Military pilots/crews that fly airshow demos are specially picked (often a political process), carefully trained, and the maneuvers precisely prescribed.
No idea if this crew was in that category... Was this a demo? Or just a S.H. takeoff?
Airliners are built to climb with an engine out, at max gross weight. If you're really light, and all the engines are at max thrust, you can get quite a bit of excess thrust. This crew climbed at what looked like a crazy angle, but if the airplane was accelerated a bit longer on the runway, used a low (less drag) flap setting, and carried a bit of extra speed into the rotation and climb, it could've easily maintained airspeed at about 30-40* degrees nose up with max thrust at low weight.
And that's about what this looked like. Very steep for a transport category jet, not usual, but within the performance of the airplane.
You have to maintain an airspeed that allows you to full control if an engine quits in that climb. The speed known as V2 is the minimum at which that's true. I suspect they were quite a bit above V2. V2 is often quite low, like 140 Knots, even at max thrust.

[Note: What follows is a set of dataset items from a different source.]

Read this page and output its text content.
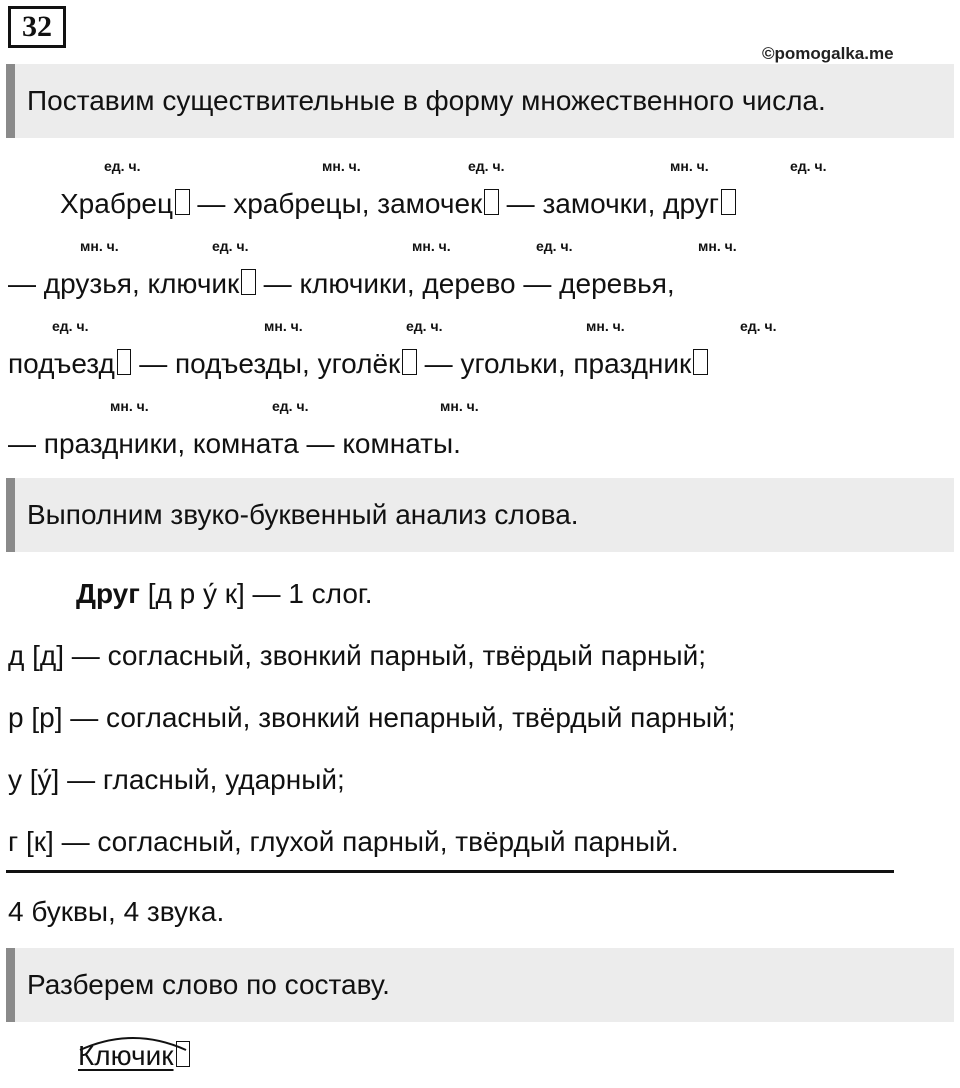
32
©pomogalka.me
Поставим существительные в форму множественного числа.
ед. ч.	мн. ч.	ед. ч.	мн. ч.	ед. ч.
Храбрец — храбрецы, замочек — замочки, друг
мн. ч.	ед. ч.	мн. ч.	ед. ч.	мн. ч.
— друзья, ключик — ключики, дерево — деревья,
ед. ч.	мн. ч.	ед. ч.	мн. ч.	ед. ч.
подъезд — подъезды, уголёк — угольки, праздник
мн. ч.	ед. ч.	мн. ч.
— праздники, комната — комнаты.
Выполним звуко-буквенный анализ слова.
Друг [д р у́ к] — 1 слог.
д [д] — согласный, звонкий парный, твёрдый парный;
р [р] — согласный, звонкий непарный, твёрдый парный;
у [у́] — гласный, ударный;
г [к] — согласный, глухой парный, твёрдый парный.
4 буквы, 4 звука.
Разберем слово по составу.
Ключик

*In a lightly loaded 747-400 one day, taking off out of Denver, I had to maintain 25 degrees nose up to keep from exceeding the flap speed. Full passenger load of about 400 (so, 80,000# of people, plus about 20,000# of their luggage), but only 100,000# of fuel. So, about a 600,000# gross weight, in a jet that was usually at 875,000#.
We were at reduced thrust, at high altitude, but we were light. Take that same jet, without passengers, put it at sea level, and use full thrust, and yeah, I could see a climb like the one in the video.